– Это было на его столе. Он подкладывал этот листок под письмо. Я заштриховал его карандашом, чтобы увидеть продавленные места на бумаге.
Я раскрыл листок и увидел череду странных символов – иностранный язык.
– Что здесь написано?
– Откуда я знаю? Надо найти переводчика. А пока мы знаем только, что он пишет письма за границу.
– Ну, это не преступление. – Я вернул ему письмо. – Он может писать письма кому угодно, это его право.
– Да, только есть одна загвоздка.
– Какая?
– Он соврал сегодня.
Я вопросительно посмотрел на Грека.
– Был еще один инженер. В пятьдесят втором. После Максимова и перед Косарем. Именно он должен был отвечать за создание третьего пруда.
– И что с ним стало?
– Никто не знает. В архивах ничего нет об этом.
– Тогда откуда ты знаешь, что был еще один инженер?
Грек улыбнулся:
– Бухгалтерия. Быть сыном работницы архива довольно скучно. Я кучу времени проводил в хранилище, помогал маме сканировать документы, они хотят перегнать все в компьютер, а бумаги пустят на макулатуру. Так вот, я нашел зарплатные листы. Максимов перестал получать зарплату в феврале пятьдесят второго, потом в бумагах появился некий «Руков А. В.», но через полгода все упоминания о нем исчезли. И только в январе пятьдесят третьего появился Косарев, то есть наш Косарь.
– А что, если он ничего не знает об этом?
– Знает.
– Откуда ты знаешь это?
Он растирал ступню ладонями.
– Интуиция.
* * *
– Ну здравствуйте, молодые люди.
Мы возвращались с нашего «интервью» (как раз шли через рынок, было уже поздно, и прилавки пустовали), когда нас окликнула моя мама.
– Здравствуй, сынок.
Я представил ей Грека. Грек увидел у нее в руках тяжелые пакеты с продуктами и кинулся помогать. Его хромота тут же прошла.

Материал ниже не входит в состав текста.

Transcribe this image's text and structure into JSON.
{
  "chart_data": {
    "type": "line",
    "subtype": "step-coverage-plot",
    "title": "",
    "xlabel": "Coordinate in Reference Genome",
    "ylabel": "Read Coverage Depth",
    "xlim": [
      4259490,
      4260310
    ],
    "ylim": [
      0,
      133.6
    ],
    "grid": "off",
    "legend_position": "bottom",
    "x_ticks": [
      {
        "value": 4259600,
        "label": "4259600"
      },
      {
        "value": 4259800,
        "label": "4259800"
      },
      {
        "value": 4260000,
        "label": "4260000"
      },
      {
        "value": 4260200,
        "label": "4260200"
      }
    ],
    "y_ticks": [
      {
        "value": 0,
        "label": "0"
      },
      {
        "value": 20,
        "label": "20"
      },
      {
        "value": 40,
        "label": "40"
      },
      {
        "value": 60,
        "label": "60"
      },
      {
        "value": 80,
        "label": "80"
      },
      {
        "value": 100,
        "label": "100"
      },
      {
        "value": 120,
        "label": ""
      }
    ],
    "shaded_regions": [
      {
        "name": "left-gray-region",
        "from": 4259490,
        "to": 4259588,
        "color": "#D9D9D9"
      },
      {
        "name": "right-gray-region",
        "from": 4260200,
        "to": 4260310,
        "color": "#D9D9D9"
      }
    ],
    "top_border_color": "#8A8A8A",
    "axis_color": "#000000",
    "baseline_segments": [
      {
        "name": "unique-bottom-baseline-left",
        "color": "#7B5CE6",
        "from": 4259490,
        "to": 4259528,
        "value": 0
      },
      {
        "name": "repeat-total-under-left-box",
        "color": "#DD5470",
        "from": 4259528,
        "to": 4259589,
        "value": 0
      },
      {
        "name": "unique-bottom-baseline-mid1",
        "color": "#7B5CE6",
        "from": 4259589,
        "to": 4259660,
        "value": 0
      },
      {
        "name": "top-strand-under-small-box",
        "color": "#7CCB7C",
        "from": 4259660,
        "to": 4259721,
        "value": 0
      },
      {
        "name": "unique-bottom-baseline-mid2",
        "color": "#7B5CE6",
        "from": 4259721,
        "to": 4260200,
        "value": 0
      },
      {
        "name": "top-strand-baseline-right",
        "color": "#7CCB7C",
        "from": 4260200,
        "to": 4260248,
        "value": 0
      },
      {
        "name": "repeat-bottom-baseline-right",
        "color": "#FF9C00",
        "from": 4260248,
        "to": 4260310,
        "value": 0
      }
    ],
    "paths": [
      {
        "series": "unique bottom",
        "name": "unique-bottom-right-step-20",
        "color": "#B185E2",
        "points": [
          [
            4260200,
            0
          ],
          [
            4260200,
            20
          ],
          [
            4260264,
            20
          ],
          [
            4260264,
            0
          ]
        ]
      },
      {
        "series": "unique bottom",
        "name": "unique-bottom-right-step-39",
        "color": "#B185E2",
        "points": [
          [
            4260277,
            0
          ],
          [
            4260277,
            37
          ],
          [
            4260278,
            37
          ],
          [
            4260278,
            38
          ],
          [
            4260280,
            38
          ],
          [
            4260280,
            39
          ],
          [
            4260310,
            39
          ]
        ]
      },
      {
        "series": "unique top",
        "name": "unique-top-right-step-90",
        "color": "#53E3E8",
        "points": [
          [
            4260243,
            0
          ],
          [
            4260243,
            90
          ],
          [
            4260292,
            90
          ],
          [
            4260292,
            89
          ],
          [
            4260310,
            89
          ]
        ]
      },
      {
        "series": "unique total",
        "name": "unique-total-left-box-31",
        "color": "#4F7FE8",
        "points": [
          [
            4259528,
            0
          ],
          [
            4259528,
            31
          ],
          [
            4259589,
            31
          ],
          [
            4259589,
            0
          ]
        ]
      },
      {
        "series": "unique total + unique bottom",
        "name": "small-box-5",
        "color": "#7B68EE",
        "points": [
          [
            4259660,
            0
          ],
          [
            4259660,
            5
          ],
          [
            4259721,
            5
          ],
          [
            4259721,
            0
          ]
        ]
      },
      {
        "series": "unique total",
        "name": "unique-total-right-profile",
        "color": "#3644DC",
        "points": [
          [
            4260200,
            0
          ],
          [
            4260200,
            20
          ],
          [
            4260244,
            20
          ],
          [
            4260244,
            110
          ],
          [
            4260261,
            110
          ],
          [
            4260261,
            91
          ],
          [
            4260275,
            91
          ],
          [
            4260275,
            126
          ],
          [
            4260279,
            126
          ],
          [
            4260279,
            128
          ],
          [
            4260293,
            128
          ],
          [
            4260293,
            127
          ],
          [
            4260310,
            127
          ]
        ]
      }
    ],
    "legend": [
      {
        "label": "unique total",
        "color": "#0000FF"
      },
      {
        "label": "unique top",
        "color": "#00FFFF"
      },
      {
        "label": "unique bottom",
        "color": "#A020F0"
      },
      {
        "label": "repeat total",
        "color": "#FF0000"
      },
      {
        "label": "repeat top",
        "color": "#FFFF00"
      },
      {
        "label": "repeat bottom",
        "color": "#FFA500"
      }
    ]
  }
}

– Ох, – мама выдохнула с облегчением, – спасибо, Саша. Какой хороший у тебя друг, – сказала она мне.
Грек не просто помог маме донести продукты до дома, он даже поднялся с нами в лифте и дотащил пакеты до самой двери. Ему было ужасно тяжело, он прямо гнулся под тяжестью гречки и сырых куриных грудок, мы с мамой предлагали ему разделить эту ношу, но он упрямо качал головой.
– Еще раз спасибо тебе, Саша, – сказала мама, пытаясь в полутьме попасть ключом в замочную скважину (лампочку на лестничной клетке опять разбили).
Грек достал свой карманный фонарик детектива и посветил на замок.
– Ой, – мама засмеялась, – ты спасаешь меня уже во второй раз за последние десять минут.
Дверь распахнулась, повеяло теплом дома. Мама включила свет в коридоре, и мы минуту щурились, привыкая к яркому электрическому свету.
– Петро, а может, пригласишь друга на ужин?
– Я? Хорошо. – Я посмотрел на Грека и с удивлением увидел испуг в его глазах.
– Я даже не знаю, – сказал он. – Уже поздно. Скоро девять, я должен дома быть.
– А я позвоню твоей маме и скажу, что ты у нас. Скажу, что ты помог мне, и я настаиваю, чтобы ты остался на ужин.
Я смотрел на Грека и не мог понять, почему он в панике.
– Мама учила меня никогда не ходить в гости без торта. Это невежливо.
Моя мама засмеялась:
– Это интересно. А давай мы договоримся, что ты придешь с тортом в следующий раз. А сегодня угощаю я. Торта у нас нет, зато есть гречка и жареная курица.
В гулкой тишине подъезда послышалось урчание.
– Похоже, твой желудок «за».
«Оставь его в покое, – хотел сказать я маме, – чего ты к нему прицепилась? Это мой первый и единственный друг. Сейчас он решит, что ты сумасшедшая, и перестанет со мной общаться».
И в то же время я не мог понять, почему Грек не хочет заходить к нам в гости. Все выглядело так, словно они вдвоем знают что-то, чего не знаю я.
– Ну, хорошо. – Грек переступил порог.
– Вот и славно. Умывайтесь, ужин скоро будет. И да, надо позвонить твоей маме.
– У нас нет телефона, – сказал Грек.
Уши его горели, он как будто стыдился этого.
– Ну, тогда я позвоню вашей соседке и попрошу, чтобы она передала твоей маме, что ты у нас.
– Хорошо. – Голос его звучал сдавленно.
Буквально через две минуты в замке входной двери снова щелкнул ключ – вернулись папа и Егор (отец возил малого в больницу, проверить горло).